L’action vulnérante décrite par la patiente (cf plus haut) est totalement inappropriée pour solliciter les divers tendons de la coiffe des rotateurs au-delà de leur point de rupture, même d’une partie de leurs fibres.

• Une tendinopathie calcifiante de la coiffe des rotateurs, avec ou sans perforation/amyotrophie, survient dans l’immense majorité des cas sans aucune notion de traumatisme. • Caractère chronique des troubles dégénératifs de la coiffe des rotateurs qui persistent même après résorption de la calcification, aujourd’hui presque asymptomatiques. Il en va de même pour la petite épicondylite résiduelle.

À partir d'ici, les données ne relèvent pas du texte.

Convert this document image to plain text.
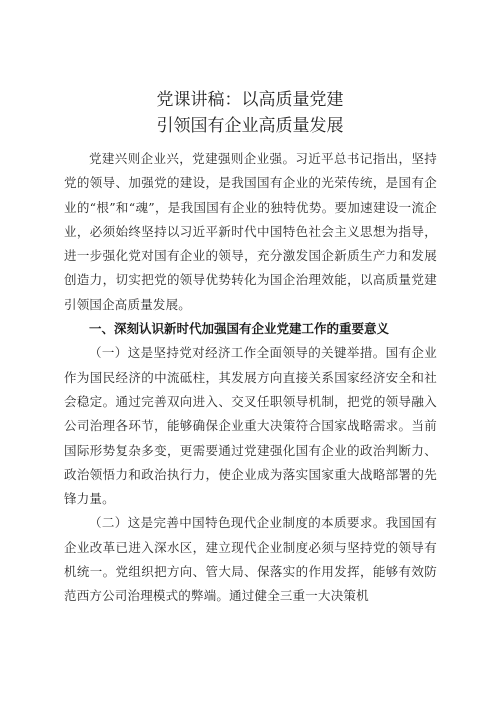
党课讲稿：以高质量党建
引领国有企业高质量发展

党建兴则企业兴，党建强则企业强。习近平总书记指出，坚持党的领导、加强党的建设，是我国国有企业的光荣传统，是国有企业的“根”和“魂”，是我国国有企业的独特优势。要加速建设一流企业，必须始终坚持以习近平新时代中国特色社会主义思想为指导，进一步强化党对国有企业的领导，充分激发国企新质生产力和发展创造力，切实把党的领导优势转化为国企治理效能，以高质量党建引领国企高质量发展。

一、深刻认识新时代加强国有企业党建工作的重要意义

（一）这是坚持党对经济工作全面领导的关键举措。国有企业作为国民经济的中流砥柱，其发展方向直接关系国家经济安全和社会稳定。通过完善双向进入、交叉任职领导机制，把党的领导融入公司治理各环节，能够确保企业重大决策符合国家战略需求。当前国际形势复杂多变，更需要通过党建强化国有企业的政治判断力、政治领悟力和政治执行力，使企业成为落实国家重大战略部署的先锋力量。

（二）这是完善中国特色现代企业制度的本质要求。我国国有企业改革已进入深水区，建立现代企业制度必须与坚持党的领导有机统一。党组织把方向、管大局、保落实的作用发挥，能够有效防范西方公司治理模式的弊端。通过健全三重一大决策机
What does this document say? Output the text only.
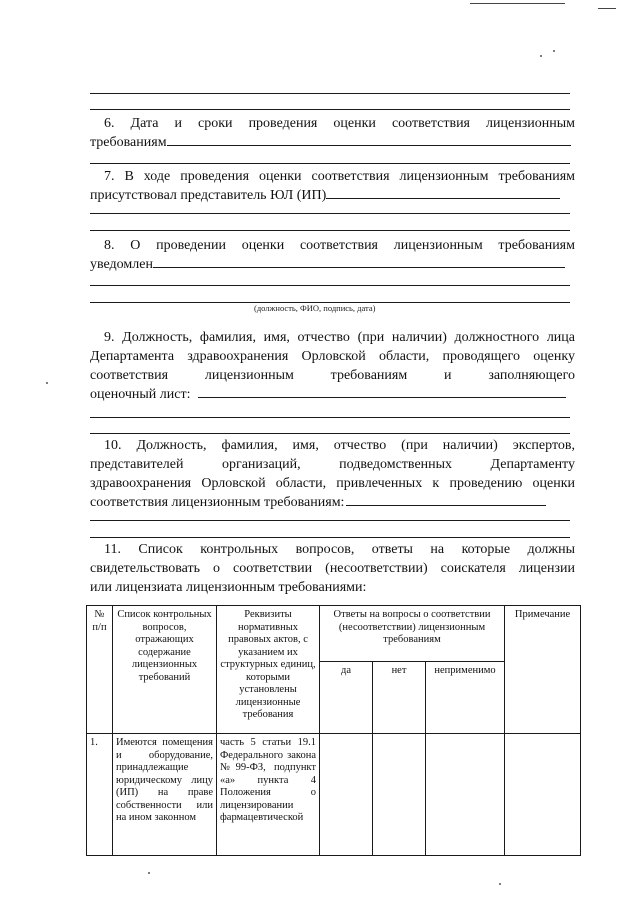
6. Дата и сроки проведения оценки соответствия лицензионным

требованиям

7. В ходе проведения оценки соответствия лицензионным требованиям

присутствовал представитель ЮЛ (ИП)

8. О проведении оценки соответствия лицензионным требованиям

уведомлен

(должность, ФИО, подпись, дата)

9. Должность, фамилия, имя, отчество (при наличии) должностного лица

Департамента здравоохранения Орловской области, проводящего оценку

соответствия лицензионным требованиям и заполняющего

оценочный лист:

10. Должность, фамилия, имя, отчество (при наличии) экспертов,

представителей организаций, подведомственных Департаменту

здравоохранения Орловской области, привлеченных к проведению оценки

соответствия лицензионным требованиям:

11. Список контрольных вопросов, ответы на которые должны

свидетельствовать о соответствии (несоответствии) соискателя лицензии

или лицензиата лицензионным требованиями:

№ п/п	Список контрольных вопросов, отражающих содержание лицензионных требований	Реквизиты нормативных правовых актов, с указанием их структурных единиц, которыми установлены лицензионные требования	Ответы на вопросы о соответствии (несоответствии) лицензионным требованиям			Примечание
			да	нет	неприменимо	
1.	Имеются помещения и оборудование, принадлежащие юридическому лицу (ИП) на праве собственности или на ином законном	часть 5 статьи 19.1 Федерального закона №99-ФЗ, подпункт «а» пункта 4 Положения о лицензировании фармацевтической				
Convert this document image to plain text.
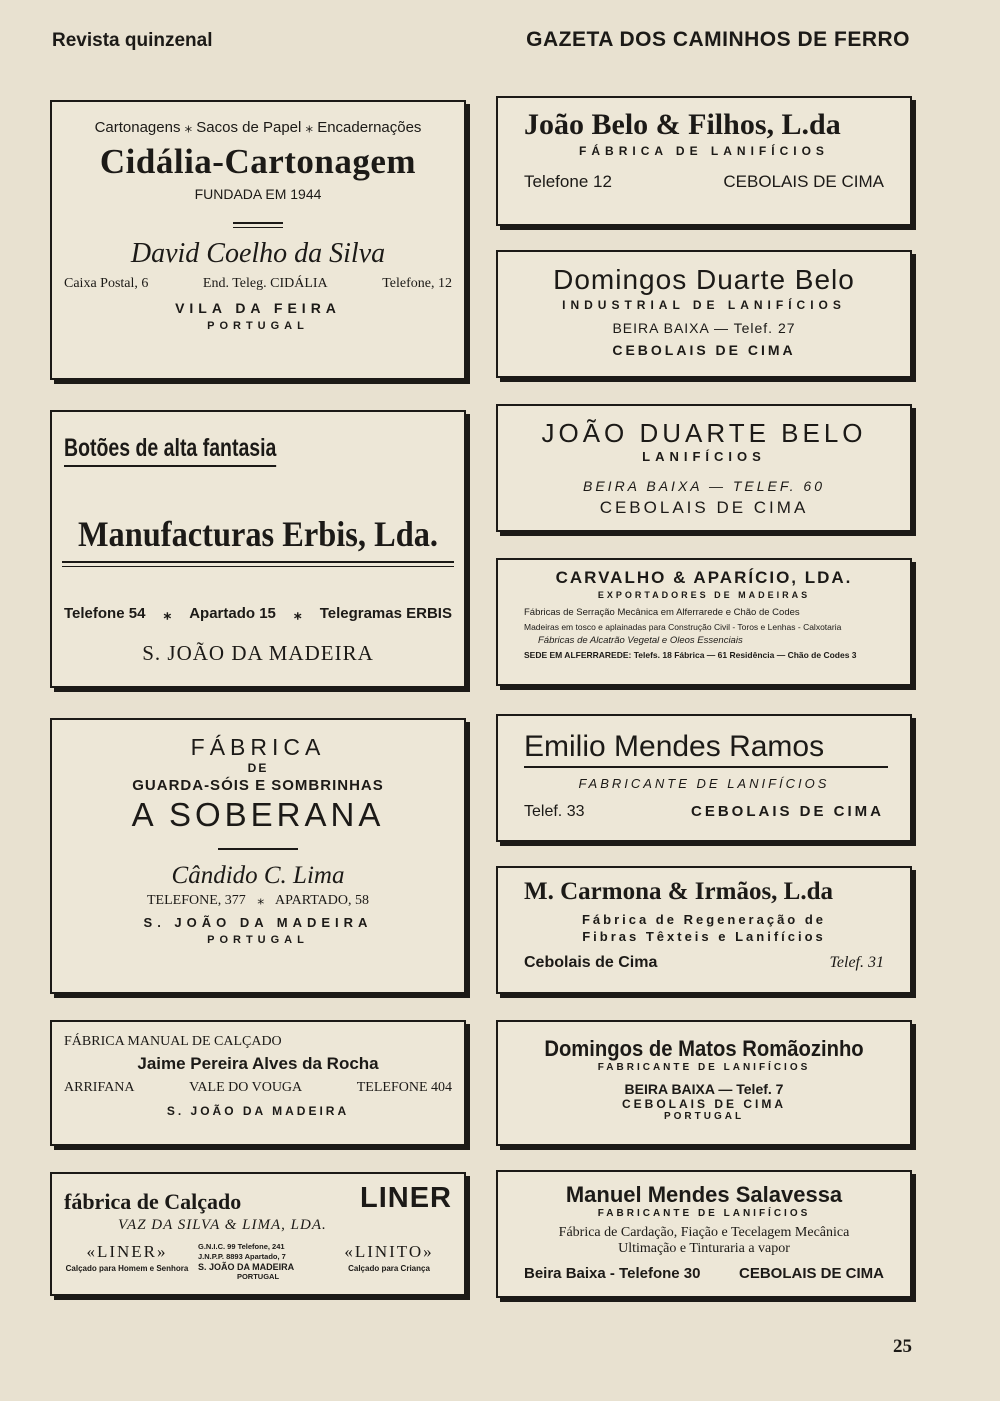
Revista quinzenal	GAZETA DOS CAMINHOS DE FERRO
Cartonagens ⁎ Sacos de Papel ⁎ Encadernações
Cidália-Cartonagem
FUNDADA EM 1944
David Coelho da Silva
Caixa Postal, 6	End. Teleg. CIDÁLIA	Telefone, 12
VILA DA FEIRA
PORTUGAL
Botões de alta fantasia
Manufacturas Erbis, Lda.
Telefone 54 ⁎ Apartado 15 ⁎ Telegramas ERBIS
S. JOÃO DA MADEIRA
FÁBRICA
DE
GUARDA-SÓIS E SOMBRINHAS
A SOBERANA
Cândido C. Lima
TELEFONE, 377 ⁎ APARTADO, 58
S. JOÃO DA MADEIRA
PORTUGAL
FÁBRICA MANUAL DE CALÇADO
Jaime Pereira Alves da Rocha
ARRIFANA	VALE DO VOUGA	TELEFONE 404
S. JOÃO DA MADEIRA
fábrica de Calçado	LINER
VAZ DA SILVA & LIMA, LDA.
«LINER»
Calçado para Homem e Senhora
G.N.I.C. 99 Telefone, 241
J.N.P.P. 8893 Apartado, 7
S. JOÃO DA MADEIRA
PORTUGAL
«LINITO»
Calçado para Criança
João Belo & Filhos, L.da
FÁBRICA DE LANIFÍCIOS
Telefone 12	CEBOLAIS DE CIMA
Domingos Duarte Belo
INDUSTRIAL DE LANIFÍCIOS
BEIRA BAIXA — Telef. 27
CEBOLAIS DE CIMA
JOÃO DUARTE BELO
LANIFÍCIOS
BEIRA BAIXA — TELEF. 60
CEBOLAIS DE CIMA
CARVALHO & APARÍCIO, LDA.
EXPORTADORES DE MADEIRAS
Fábricas de Serração Mecânica em Alferrarede e Chão de Codes
Madeiras em tosco e aplainadas para Construção Civil - Toros e Lenhas - Calxotaria
Fábricas de Alcatrão Vegetal e Oleos Essenciais
SEDE EM ALFERRAREDE: Telefs. 18 Fábrica — 61 Residência — Chão de Codes 3
Emilio Mendes Ramos
FABRICANTE DE LANIFÍCIOS
Telef. 33	CEBOLAIS DE CIMA
M. Carmona & Irmãos, L.da
Fábrica de Regeneração de
Fibras Têxteis e Lanifícios
Cebolais de Cima	Telef. 31
Domingos de Matos Romãozinho
FABRICANTE DE LANIFÍCIOS
BEIRA BAIXA — Telef. 7
CEBOLAIS DE CIMA
PORTUGAL
Manuel Mendes Salavessa
FABRICANTE DE LANIFÍCIOS
Fábrica de Cardação, Fiação e Tecelagem Mecânica
Ultimação e Tinturaria a vapor
Beira Baixa - Telefone 30	CEBOLAIS DE CIMA
25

En conclusion, l’état du coude et de l’épaule droite de cette patiente était certainement déjà dans un état précaire avant l’événement du 26.06.2021 sous forme de tendinopathie chronique calcifiante de la coiffe des rotateurs et non calcifiante de l’épicondyle droit. La symptomatologie aurait pu débuter n’importe quand, soit spontanément par la dynamique des lésions elles-mêmes, soit en réponse à des événements ordinaires ou extraordinaires de la vie tels que des contusions bénignes ou des efforts brusques. Il s’agit clairement d’un cas de causalité aléatoire.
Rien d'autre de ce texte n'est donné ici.